La Fontaine, « Les Animaux malades de la peste »

Un coup de tonnerre dans un ciel sans nuage ! C’est ainsi que l’on pourrait interpréter l’annonce de l’arrestation puis la décision de la justice américaine de maintenir en détention Dominique Strauss-Kahn. Ancien ministre de Lionel Jospin en France, ce professeur d’économie né au Maroc, fut nommé en novembre 2007 directeur général du FMI.

L’image est forte et à la hauteur du crime reproché, symbolisant en une fraction de seconde la très haute idée de l’égalité que se font les Etats-Unis : l’omnipotent, l’intouchable Dominique Strauss-Kahn est apparu, hier soir à 23h, les traits tirés, menotté, les mains dans le dos, sous escorte policière Une humiliation suprême qui a fait vaciller de son piédestal un puissant parmi les puissants, jouisseur invétéré et notoire, qui jouissait de tout et, notamment d’une impunité inacceptable depuis de nombreuses années.
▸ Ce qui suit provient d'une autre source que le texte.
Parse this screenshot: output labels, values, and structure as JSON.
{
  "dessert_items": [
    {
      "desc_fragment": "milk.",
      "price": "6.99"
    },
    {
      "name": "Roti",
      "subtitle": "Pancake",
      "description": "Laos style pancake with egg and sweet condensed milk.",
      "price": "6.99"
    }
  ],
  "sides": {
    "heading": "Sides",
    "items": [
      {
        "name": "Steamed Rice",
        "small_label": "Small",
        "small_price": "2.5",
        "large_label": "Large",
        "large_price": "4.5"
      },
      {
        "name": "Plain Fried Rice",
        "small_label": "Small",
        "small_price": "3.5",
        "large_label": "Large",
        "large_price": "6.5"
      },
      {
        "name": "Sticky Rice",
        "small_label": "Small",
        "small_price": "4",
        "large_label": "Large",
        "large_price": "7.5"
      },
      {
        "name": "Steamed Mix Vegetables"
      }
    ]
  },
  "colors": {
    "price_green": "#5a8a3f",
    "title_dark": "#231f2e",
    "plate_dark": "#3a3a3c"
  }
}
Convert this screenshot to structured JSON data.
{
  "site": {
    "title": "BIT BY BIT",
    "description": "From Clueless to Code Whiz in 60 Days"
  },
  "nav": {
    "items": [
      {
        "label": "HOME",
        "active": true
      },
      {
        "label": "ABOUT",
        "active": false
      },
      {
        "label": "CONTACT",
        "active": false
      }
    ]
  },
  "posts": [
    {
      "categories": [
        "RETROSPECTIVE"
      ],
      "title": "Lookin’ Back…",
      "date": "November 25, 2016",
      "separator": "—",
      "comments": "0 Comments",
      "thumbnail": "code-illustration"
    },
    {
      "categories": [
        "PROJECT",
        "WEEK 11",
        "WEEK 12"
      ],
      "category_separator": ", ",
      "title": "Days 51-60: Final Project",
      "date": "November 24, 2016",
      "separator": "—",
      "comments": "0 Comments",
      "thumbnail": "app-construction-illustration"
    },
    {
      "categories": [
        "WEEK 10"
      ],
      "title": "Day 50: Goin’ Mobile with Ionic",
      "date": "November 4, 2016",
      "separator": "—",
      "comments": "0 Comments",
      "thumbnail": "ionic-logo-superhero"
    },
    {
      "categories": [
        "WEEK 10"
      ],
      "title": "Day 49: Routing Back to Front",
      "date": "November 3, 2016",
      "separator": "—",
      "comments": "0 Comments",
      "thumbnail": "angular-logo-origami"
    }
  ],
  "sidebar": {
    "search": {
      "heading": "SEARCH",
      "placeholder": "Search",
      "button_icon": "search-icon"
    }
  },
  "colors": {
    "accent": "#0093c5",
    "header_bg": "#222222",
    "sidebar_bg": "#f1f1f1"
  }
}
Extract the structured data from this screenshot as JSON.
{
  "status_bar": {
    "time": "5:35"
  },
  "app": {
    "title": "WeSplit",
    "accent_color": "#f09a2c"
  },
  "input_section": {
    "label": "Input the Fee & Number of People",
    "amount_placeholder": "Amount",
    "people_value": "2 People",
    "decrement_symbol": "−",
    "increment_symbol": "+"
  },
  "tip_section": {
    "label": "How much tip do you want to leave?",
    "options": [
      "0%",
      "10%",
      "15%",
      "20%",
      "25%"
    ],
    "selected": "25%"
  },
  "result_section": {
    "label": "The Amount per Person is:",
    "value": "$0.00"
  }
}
Un traitement de faveur que la police américaine a allègrement piétiné, en l’exposant sous les feux des projecteurs. A mille lieues de l’omerta à la française, qui protège, étouffe, et pire, absout, depuis la nuit des temps, avec une complicité bienveillante, les double, voire triple vies de nos grands hommes, les dédouanant de tous leurs secrets d’alcôve même s’ils virent au drame, l’intégrité des autorités américaines, qui ne fléchit pas devant les princes du monde, force le respect. (1)

Jean Daniel abonde dans le même sens d’une façon quasi automatique . « Nous avons assisté, écrit-il, à l’organisation médiatique d’une mise à mort, comme dans une corrida où l’on sait que le taureau va mourir, sauf qu’il n’y avait cette fois, aucun torero qui prenne des risques. Strauss-Kahn donnait bien l’impression d’un taureau blessé qui met un genou à terre et attend l’estocade. (...) Voilà comment l’on transforme, salit et déshonore des principes qui ont eu leur noblesse. C’était au contraire une inégalité savamment organisée et appliquée. La transparence ? Mais laquelle ? (...) L’année dernière, j’ai eu l’impression que s’ouvrait un fossé entre le peuple américain et nous. J’ai même pensé que nous n’appartenons pas à la même civilisation. » (2)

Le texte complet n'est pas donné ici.